‘Por trece razones’: ¿Maté yo a Hannah Baker?

‘Por trece razones’: ¿Maté yo a Hannah Baker?

La puta del instituto, la facilona. Ese es el sambenito que le cuelgan a Hannah mediante rumores que corren como la pólvora y crecen, crecen y crecen. Esta serie es una historia de miedo que debiera interpelarnos a todas y, en especial, a todos.

'Por trece razones'. Imagen promocional. El primer mensaje dice '¿Por qué iba a mentir una chica muerta?' y el segundo 'No me podías salvar'

Imagen promocional de la serie. Los mensajes dicen ‘¿Por qué iba a mentir una chica muerta?’ y ‘No me podías salvar’

Tres días. Ese es el tiempo que he tardado en ver Por trece razones (Thirteen Reasons Why), la serie de Netflix que aborda de forma implacable las nefastas consecuencias del bullying en toda la complejidad del fenómeno.

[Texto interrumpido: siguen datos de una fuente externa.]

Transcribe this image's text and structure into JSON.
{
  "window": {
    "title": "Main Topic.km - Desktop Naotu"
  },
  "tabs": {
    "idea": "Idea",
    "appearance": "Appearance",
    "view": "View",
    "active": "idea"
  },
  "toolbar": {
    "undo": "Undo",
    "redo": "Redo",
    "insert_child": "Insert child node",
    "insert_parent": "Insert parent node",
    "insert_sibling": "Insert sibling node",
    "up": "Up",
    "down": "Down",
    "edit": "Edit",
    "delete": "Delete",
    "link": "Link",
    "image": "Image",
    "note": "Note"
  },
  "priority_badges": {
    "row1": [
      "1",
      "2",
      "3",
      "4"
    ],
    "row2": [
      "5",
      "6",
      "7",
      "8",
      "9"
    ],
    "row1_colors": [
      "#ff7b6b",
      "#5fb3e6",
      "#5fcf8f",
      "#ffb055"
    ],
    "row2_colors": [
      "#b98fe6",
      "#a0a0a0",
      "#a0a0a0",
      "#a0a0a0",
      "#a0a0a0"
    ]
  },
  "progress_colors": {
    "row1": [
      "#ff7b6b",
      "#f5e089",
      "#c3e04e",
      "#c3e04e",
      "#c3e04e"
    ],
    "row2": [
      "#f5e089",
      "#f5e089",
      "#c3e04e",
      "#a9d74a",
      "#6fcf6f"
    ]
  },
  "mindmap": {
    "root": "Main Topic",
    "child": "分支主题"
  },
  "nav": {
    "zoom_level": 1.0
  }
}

Las nuevas plataformas y los cambios que conllevan en el consumo televisivo hacen que, por el contrario, Por trece razones sea una serie mainstream y eso, en este caso particular, es muy importante. Es necesario que esta serie sea de amplio espectro porque debe interpelarnos a todos y todas: a jóvenes, a personas adultas, a mujeres… sí, pero, como explicaré más adelante, especialmente a los hombres, sean estos adolescentes o adultos. Sin ir más lejos, a mí me ha hecho reflexionar profundamente durante la última semana y aquí os dejo algunas de esas reflexiones.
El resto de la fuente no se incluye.